Il Verdiso è un vitigno di buona vigoria con produzione costante e buona adattabilità ai diversi tipi di terreno.
Il grappolo è di media grandezza, abbastanza compatto, di forma piramidale, spesso alato. L'acino è molto grande, di forma ellissoidale, con buccia di colore verde chiaro.

Il vino Verdiso è di colore giallo paglierino, scarico, con riflessi verdognoli, dall'odore tenue, speziato, delicatamente fruttato con caratteristico sentore di verde. Il sapore è secco, vivace, asprigno, con ricordo di mela acerba, di corposità media, con retrogusto leggermente amarognolo.

Attualmente il vino verdiso si presenta nelle versioni: tranquillo, frizzante, spumante e passito.

La vinificazione del Verdiso era generalmente fatta mescolando il Verdiso con altre uve bianche di collina, soprattutto prosecco e bianchetta, producendo il Vino Bianco dei Colli. Entra nella composizione del Conegliano Valdobbiadene Prosecco Superiore Docg e nella realizzazione degli spumanti.
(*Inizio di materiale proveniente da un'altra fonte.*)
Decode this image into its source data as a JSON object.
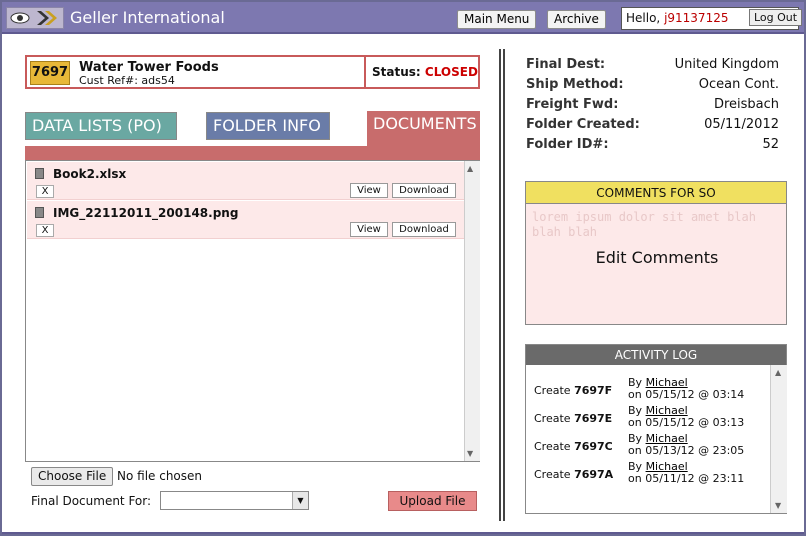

Va servito alla temperatura di 10°C gradi se tranquillo, attorno ai 6° C se frizzante.

E' di media alcolicità, godibile a tutto pasto con piatti leggeri, ma specialmente con antipasti magri, pesce e crostacei, risotti primaverili alle erbe.


Origine e tradizione

Il Verdiso è un vitigno autoctono della Pedemontana trevigiana la cui esistenza documentata risale ad oltre due secoli or sono, ed il suo impianto era stato imposto ai coloni dell'Abbazia di Follina già nel 1788, successivamente altri viticoltori e storici ne confermano la presenza sulle colline di Conegliano. Il vitigno si adatta infatti a vari tipi di terreno di pianura e di collina e dà una buona produzione. La zona di produzione del Verdiso, che abbraccia i comuni compresi fra Conegliano, Vittorio Veneto e Valdobbiadene, è ricca di un patrimonio di beni storici, naturalistici, artistici ed umani.